Complex Regional Pain Syndrome

Complex regional pain syndrome (CRPS), formerly known as reflex sympathetic dystrophy, describes chronic pain in a limb after some sort of injury. The pain is abnormal or excessive compared to how you would expect to respond to a typical injury. This pain can feel like burning, tingling, or pressure, and can be accompanied by swelling, discoloration, or changes in skin temperature. The most common causes of CRPS are fractures, sprains, burns, cuts, bruises, limb immobilization, surgery, or needle stick. It is still unknown why these injuries cause CRPS in some people but not others.

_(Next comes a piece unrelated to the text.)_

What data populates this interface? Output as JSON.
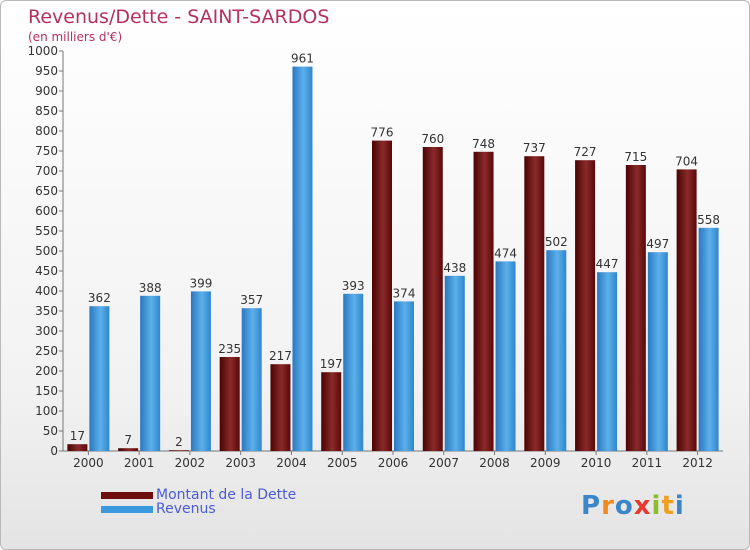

Anyone can get CRPS, but it is rare in the elderly and children under the age of 10. Complex regional pain syndrome is challenging to treat, but there are numerous treatment options for this chronic pain that are successful in helping patients reduce their pain and significantly improve their function. Nerve blocks involve injecting medicine under image guidance that block nerves that carry pain signals from different parts of the body. Spinal cord stimulation and dorsal root ganglion stimulation help to modulate pain pathways by the delivery of small doses of electricity to the spinal cord. Level I evidence (i.e. the highest level of clinical evidence for treatments) exists for both spinal cord stimulation and dorsal root ganglion stimulation in their effectiveness in treating CRPS.

Chronic Pain

Those who experience chronic pain may feel discouraged from exercising because they are concerned that pushing themselves too far will result in a flare up of their pain. This can lead to habitual aversion to exercise that becomes a lifestyle. This sedative lifestyle is counterproductive because exercise can actually help to reduce the effects of chronic pain. Research has shown a correlation between chronic pain and a decrease in neuroplasticity, the brain’s physical ability to form new neural connections. Exercise can increase the brains ability by increasing blood flow and oxygen to the brain. As this improves, the brain is more equipped to overcome chronic pain.

Exercise can also help one deal with chronic pain by lubricating joints and strengthening muscles, which can allow someone to return to normal function in a way they might not have been able to previously. Regaining this freedom helps improve self-image and optimism, which combat the depression that sometimes comes with chronic pain. Some of the best workouts for those with chronic pain includes walking, swimming, stretching and yoga. Light exercise may cause some soreness or pain during or after the workout, but it is important to know this isn’t worsening your condition, your body just needs to adjust to the increase in activity. Though exercise isn’t necessarily a complete “cure” for chronic pain, it can be an excellent tool to minimize its negative effects.